Richard Walsh wrote:

All,

Could those of you who have perhaps used or researched the general
purpose use of GPUs (vendors, buyers, builders) to augment the data-
parallel compute power of your clusters add, subtract, and/or comment
on the following summary of the current options in this area?  What have
I failed to realize? What other vendors are out there? How difficult are the
programming environments to use?  What performance gains have you
observed?  Do you forecast Cell-based COTS-like clusters?  Interface
issues wtih MPI? Etc.

Thanks in advance ...

rbw

GPGPU compute space options micro-summary:

Option 1:

  Purchase high-performance graphics cards (Geforce, Radeon)
  for ~$400, drop them into your PCI-X slot (PCI-e soon to be
  available, learn some Cg programming, and you're ready to get
10s of additional Gflops per node if you have stream-able kernels. You are limited to 32-bit floating-point (and maybe non-IEEE).
  Also limited by the input/output bandwidth asymmetry of the
  graphics cards and its rigid, compute pipeline with limited conditional
  capability and programmability.

Option 2:

 Purchase ClearSpeed Array processing cards and software for your
 cluster (much more expensive, how much?) to get ~50 Gflops of additional
compute power on steam-able kernels, programming environment is presumably better (is it?), you get full IEEE 64-bit floating point. Do you have the same
 bandwidth asymmetry issues?


Well I work for Clearspeed, so I can give some factual information on our product, but I will refrain from any hard cell (sic).

Each board has 1GB of memory and 2 CPUs. Each CPU has a serial unit and 96 SIMD parallel units (PEs). Each PE has both 64-bit IEEE FP add and multiply units and because of VLIW can issue a fused Muladd at a rate of one every clock tick. The CPU clocks at 250MHz - this keeps the power consumption down to only 25W per dual-cpu board. So theoretical peak performance is 96GF per board, but for marketing reasons we quote the more realistic 50GF that you might expect to see from a real app. (albeit well tuned).
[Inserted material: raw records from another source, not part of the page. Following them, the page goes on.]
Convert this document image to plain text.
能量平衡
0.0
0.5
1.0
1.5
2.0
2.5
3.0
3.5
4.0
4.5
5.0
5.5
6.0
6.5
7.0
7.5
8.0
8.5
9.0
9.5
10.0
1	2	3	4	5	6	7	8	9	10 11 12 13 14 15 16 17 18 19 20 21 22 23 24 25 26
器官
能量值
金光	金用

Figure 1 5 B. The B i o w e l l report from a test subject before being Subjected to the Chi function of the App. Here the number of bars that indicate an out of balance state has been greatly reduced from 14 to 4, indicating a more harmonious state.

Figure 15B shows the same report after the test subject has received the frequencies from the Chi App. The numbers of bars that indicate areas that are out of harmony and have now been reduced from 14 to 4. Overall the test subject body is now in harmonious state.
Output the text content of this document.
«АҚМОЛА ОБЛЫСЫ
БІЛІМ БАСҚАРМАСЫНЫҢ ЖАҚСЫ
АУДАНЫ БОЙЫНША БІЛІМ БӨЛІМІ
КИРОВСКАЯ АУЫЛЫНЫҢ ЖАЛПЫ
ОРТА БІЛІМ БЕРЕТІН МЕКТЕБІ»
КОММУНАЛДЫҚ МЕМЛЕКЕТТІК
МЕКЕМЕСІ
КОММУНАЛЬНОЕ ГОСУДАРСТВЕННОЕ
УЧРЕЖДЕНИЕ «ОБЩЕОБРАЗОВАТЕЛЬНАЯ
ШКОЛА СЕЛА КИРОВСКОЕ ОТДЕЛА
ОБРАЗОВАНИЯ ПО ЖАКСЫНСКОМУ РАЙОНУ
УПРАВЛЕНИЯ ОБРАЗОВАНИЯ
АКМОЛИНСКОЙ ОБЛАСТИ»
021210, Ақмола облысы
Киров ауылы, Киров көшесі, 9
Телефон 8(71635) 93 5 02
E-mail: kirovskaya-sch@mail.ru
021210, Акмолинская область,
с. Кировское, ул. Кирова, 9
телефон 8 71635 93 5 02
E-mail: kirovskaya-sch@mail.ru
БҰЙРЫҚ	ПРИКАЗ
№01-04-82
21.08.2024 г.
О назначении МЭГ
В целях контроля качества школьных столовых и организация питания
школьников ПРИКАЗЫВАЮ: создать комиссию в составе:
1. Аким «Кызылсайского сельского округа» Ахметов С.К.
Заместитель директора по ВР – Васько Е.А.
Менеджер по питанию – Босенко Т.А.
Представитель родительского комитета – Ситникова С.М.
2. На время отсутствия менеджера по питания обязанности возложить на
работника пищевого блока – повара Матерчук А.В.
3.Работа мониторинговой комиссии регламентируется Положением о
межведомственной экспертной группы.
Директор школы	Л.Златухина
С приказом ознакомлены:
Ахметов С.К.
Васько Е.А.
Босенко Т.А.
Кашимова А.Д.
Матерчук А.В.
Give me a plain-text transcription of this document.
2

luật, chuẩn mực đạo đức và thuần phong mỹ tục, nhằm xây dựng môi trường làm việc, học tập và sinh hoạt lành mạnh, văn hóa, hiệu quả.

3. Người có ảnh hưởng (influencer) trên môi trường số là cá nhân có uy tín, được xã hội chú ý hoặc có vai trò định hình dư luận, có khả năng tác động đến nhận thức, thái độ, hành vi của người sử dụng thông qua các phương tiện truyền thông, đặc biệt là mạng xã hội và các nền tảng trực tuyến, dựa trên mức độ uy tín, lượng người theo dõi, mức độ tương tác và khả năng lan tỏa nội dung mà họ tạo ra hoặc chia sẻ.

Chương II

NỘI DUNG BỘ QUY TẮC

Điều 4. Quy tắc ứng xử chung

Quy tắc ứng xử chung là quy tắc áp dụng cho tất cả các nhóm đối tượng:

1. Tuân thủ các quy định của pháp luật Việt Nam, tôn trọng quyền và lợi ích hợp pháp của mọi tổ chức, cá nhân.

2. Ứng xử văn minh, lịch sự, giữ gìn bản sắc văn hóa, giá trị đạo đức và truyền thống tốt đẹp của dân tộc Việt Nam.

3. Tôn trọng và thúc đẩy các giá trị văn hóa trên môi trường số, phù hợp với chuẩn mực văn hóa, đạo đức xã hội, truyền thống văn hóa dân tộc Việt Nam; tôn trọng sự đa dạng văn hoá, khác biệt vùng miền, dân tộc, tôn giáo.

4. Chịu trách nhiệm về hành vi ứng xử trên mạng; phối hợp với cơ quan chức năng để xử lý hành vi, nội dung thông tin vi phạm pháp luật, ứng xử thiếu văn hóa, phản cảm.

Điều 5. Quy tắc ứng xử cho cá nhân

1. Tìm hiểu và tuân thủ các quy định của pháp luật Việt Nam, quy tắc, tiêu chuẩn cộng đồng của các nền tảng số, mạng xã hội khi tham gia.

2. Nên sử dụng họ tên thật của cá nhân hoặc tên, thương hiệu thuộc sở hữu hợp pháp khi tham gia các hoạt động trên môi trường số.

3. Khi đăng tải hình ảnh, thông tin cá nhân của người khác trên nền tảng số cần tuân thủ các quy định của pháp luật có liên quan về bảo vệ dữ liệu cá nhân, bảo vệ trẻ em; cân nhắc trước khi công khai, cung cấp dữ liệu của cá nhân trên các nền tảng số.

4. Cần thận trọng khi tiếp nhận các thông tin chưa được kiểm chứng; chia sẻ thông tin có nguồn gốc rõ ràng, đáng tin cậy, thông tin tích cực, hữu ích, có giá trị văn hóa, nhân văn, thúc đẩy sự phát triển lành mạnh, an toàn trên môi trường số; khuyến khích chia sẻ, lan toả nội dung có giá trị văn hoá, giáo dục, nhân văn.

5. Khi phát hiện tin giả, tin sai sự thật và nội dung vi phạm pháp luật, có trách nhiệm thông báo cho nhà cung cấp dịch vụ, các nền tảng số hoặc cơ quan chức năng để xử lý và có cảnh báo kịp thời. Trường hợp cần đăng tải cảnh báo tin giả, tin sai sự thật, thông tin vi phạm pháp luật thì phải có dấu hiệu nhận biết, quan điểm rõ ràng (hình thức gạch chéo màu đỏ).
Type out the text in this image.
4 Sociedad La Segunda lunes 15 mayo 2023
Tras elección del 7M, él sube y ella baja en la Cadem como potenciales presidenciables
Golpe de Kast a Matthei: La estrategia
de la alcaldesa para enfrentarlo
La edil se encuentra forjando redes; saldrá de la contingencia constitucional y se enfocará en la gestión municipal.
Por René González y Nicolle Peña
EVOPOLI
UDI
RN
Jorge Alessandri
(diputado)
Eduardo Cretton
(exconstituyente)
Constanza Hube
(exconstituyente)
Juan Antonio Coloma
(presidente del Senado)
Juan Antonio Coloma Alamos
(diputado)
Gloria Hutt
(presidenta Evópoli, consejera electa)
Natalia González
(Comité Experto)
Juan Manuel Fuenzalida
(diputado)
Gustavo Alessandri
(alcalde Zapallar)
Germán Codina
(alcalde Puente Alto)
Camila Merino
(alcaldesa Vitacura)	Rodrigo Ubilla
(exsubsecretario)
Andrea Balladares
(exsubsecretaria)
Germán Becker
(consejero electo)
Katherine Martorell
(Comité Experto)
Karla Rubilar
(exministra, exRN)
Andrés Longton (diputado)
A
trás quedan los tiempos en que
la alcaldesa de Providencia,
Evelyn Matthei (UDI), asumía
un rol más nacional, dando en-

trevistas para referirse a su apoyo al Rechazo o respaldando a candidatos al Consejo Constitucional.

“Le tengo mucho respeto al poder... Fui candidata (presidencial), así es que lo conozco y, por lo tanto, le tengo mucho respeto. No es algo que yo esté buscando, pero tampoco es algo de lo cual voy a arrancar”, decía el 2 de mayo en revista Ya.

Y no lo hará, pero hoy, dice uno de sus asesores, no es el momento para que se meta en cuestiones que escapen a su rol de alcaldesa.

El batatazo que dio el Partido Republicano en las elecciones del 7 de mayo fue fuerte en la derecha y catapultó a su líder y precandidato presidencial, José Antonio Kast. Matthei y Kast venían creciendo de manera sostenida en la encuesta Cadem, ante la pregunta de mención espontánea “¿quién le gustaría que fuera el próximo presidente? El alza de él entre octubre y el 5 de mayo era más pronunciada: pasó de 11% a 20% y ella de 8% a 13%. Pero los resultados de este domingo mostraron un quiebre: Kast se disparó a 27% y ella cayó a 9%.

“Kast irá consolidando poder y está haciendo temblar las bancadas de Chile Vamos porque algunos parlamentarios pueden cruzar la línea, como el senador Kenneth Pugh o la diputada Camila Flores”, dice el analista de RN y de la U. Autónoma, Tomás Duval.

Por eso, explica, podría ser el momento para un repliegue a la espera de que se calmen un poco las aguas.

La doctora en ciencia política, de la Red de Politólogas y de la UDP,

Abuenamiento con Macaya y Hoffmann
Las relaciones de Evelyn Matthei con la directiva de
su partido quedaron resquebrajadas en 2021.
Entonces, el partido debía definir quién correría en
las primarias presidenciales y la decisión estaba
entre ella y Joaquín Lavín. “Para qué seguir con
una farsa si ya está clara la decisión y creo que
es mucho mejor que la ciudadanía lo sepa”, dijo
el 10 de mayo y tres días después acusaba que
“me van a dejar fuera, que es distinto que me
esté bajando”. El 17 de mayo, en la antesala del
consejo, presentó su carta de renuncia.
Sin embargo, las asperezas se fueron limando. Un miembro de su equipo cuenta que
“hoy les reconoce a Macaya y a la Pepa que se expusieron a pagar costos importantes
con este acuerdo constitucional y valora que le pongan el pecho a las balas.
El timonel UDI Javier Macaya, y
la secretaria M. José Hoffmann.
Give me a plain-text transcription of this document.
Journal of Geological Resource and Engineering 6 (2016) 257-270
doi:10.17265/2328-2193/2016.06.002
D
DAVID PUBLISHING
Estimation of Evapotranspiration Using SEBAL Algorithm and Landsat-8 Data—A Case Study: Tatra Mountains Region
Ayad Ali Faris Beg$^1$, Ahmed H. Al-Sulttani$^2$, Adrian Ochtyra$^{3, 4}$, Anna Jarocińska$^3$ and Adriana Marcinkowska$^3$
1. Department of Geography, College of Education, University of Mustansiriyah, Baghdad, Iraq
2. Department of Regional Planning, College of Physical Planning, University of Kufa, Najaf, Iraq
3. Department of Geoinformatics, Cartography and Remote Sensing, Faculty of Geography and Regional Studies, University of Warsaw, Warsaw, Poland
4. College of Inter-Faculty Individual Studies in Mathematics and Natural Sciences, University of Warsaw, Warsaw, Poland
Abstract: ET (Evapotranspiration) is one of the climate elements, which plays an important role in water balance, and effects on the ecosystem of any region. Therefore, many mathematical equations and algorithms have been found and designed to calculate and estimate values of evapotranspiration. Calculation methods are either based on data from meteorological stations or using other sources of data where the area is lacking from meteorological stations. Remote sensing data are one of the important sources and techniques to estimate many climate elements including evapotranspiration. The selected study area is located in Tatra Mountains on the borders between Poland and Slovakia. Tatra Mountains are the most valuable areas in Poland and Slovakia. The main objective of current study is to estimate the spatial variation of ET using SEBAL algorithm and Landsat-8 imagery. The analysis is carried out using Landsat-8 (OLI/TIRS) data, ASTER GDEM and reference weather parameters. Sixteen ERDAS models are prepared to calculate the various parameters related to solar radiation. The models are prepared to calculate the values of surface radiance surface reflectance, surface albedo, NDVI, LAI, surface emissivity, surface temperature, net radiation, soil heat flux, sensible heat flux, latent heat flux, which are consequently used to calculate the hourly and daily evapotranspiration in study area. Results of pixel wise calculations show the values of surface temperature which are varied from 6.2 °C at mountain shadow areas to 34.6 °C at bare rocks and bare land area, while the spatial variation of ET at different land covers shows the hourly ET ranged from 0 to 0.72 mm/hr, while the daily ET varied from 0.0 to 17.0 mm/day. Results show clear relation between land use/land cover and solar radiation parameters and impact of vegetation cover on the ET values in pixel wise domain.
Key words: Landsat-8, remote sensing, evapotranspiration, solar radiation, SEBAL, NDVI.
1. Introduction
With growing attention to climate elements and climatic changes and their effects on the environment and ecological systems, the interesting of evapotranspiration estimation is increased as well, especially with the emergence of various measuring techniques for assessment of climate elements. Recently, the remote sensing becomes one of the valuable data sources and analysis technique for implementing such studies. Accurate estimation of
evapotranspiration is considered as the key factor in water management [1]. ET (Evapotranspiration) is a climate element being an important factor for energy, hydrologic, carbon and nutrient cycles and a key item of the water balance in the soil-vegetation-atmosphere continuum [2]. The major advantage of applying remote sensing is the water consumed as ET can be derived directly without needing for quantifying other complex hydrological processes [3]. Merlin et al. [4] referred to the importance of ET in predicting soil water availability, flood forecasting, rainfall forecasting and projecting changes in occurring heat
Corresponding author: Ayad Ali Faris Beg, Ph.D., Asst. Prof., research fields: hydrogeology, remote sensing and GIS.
If you just do DGEMM or say 2D FFTs, then the libraries are already there - just change your LD_LIBRARY_PATH and it will intercept those ACML and FFTW calls. If what you do is different - then there is a C compiler for the board. Standard C - just with a prefix of 'poly' before any variable that you want to have 96 instances rather than just one, and of course parallel implementations on sin(), sqrt() et al.

In your host application - you just use the provided API to initialise one or more boards, load a binary onto it, send data across and launch your preloaded binary, then poll to read the results back as they are generated.

reads and writes to the board's memory should be close to whatever your PCIx/PCIe chipset can sustain.

on yes and the list price is $8000 - yes a bit more that your GEForce.


Dr. Daniel Kidger, Technical Consultant, Clearspeed plc, Bristol UK
E: [EMAIL PROTECTED]
T: +44 117 317 2030
M: +44 7738 458742
"Write a wise saying and your name will live forever." - Anonymous.